No meio da sua guerra comercial e da sua política de fronteiras, o presidente dos Estados Unidos, Donald Trump, está a gerar tensões com o Canadá e o México, co-anfitriões do Campeonato do Mundo que será realizado no próximo ano, isto para além de uma dose de incerteza relativamente à forma como os adeptos serão recebidos.

Em 2017, com a Estátua da Liberdade ao fundo, uma "candidatura conjunta" dos Estados Unidos, Canadá e México para o Mundial de 2026 foi apresentada com uma mensagem de paz e harmonia.

"Não acreditamos que o desporto possa resolver todos os problemas do mundo.
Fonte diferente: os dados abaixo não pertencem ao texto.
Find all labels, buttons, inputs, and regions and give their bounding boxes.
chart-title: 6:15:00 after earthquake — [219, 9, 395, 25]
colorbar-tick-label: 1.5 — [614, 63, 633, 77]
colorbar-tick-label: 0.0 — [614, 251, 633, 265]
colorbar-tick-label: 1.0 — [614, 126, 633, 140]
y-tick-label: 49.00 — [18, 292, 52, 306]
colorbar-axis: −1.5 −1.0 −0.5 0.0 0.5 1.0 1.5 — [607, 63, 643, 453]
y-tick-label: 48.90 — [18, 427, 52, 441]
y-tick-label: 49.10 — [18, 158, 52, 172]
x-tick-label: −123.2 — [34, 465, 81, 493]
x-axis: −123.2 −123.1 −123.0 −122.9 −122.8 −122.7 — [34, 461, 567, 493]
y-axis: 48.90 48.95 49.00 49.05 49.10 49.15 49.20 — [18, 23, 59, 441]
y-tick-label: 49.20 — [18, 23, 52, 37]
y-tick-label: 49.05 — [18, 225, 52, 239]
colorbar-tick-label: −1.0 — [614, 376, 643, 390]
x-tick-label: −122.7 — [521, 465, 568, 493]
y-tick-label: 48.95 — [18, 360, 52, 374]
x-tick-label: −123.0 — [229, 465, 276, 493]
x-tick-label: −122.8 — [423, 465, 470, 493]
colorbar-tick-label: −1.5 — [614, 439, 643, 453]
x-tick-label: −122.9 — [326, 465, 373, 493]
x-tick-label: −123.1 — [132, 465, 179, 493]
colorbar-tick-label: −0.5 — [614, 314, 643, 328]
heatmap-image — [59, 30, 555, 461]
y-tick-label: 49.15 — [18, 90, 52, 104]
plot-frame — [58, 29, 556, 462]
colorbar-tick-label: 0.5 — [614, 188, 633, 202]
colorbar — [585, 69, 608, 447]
Mas acreditamos que é um sinal muito positivo e um símbolo de unificação para os povos dos nossos três países", previu Sunil Gulati, diretor executivo da federação norte-americana de futebol.

Oito anos depois, essas boas vibrações viram-se ofuscadas pela geopolítica, e a eleição de Donald Trump como presidente dos Estados Unidos no final de 2024 lança uma sombra sobre certos aspectos dos preparativos para o primeiro Mundial com 48 seleções.

Embora tenha demonstrado o seu compromisso e relacionamento próximo com o presidente da FIFA, Gianni Infantino, Trump tem criticado repetidamente o Canadá e o México desde o início de seu segundo mandato na Casa Branca.

O presidente norte-americano tem variado nos ataques, seja o desejo de restringir o acesso de visitantes estrangeiros ao país, ou querer tornar o Canadá o "51º estado" dos Estados Unidos.

"O relacionamento de longa data que tínhamos com os Estados Unidos, baseado na profunda integração das nossas economias e na estreita cooperação em segurança e defesa, acabou", respondeu o primeiro-ministro canadiano, Mark Carney.

"A tensão é boa"

Questionado sobre o impacto que as tarifas impostas ao Canadá e ao México poderiam ter no Mundial, Trump respondeu que "a tensão é boa; torna as coisas mais interessantes".

No entanto, a guerra comercial iniciada pelo presidente americano parece já estar a prejudicar o setor de turismo. Dados do governo preveem uma queda de 11,6% nas visitas em março de 2025, em comparação com março de 2024.

Andrew Zimbalist, professor de economia no Smith College em Northampton, Massachusetts, não prevê um "impacto significativo" no torneio.

"A menos que a situação política internacional se deteriore significativamente e um boicote em larga escala seja organizado, não prevejo um impacto significativo", disse à AFP.

Uma experiência "sem problemas" para os adeptos

A imprensa tem vindo a questionar o potencial impacto da postura radical de Trump nas fronteiras nos futuros espectadores, uma vez que visitantes oriundos de França, Alemanha, Austrália e Canadá já tiveram a sua entrada nos EUA negada recentemente, ou então foram submetidos a interrogatórios prolongados por parte das autoridades.

"Será que adeptos de futebol realmente vão querer entrar no país agora, ser examinados pelas autoridades simplesmente por falarem uma língua latina e correrem o risco de serem detidos?", questiona o jornal Washington Post.

Para piorar a situação, o presidente dos EUA acaba de decretar uma "proibição de viagens" que restringe a entrada nos Estados Unidos a cidadãos de 12 países, e impõe restrições a outros sete.

Esta medida incide principalmente no Irão, que já se apurou para o Mundial, e potencialmente na Venezuela, que sonha com o seu primeiro Mundial. Contudo, segundo a Casa Branca, as seleções participantes do Mundial não serão afetadas por esta política.

O comité de organização do Campeonato do Mundo, liderado por Trump, garantiu aos adeptos no mês passado que todos seriam bem-vindos e teriam uma "experiência tranquila ao longo de toda a sua visita".

"Queremos que eles venham, que se divirtam, assistam aos jogos. Mas quando acabarem, eles terão que ir embora", acrescentou o vice-presidente JD Vance.

Para o especialista em comunicação desportiva John Zerafa, o governo de Trump terá que "dar um curto-circuito" no atual sistema de vistos e nas suas longas demoras.

"Acredito que os Estados Unidos e o governo Trump farão o possível para tornar esse processo o mais tranquilo possível", disse Zerafa à AFP.

O especialista destacou a "dicotomia entre Trump e a sua base MAGA (referindo-se ao slogan Make America Great Again): trata-se de deixar o mundo entrar na sua casa enquanto se tenta mantê-lo fora dela".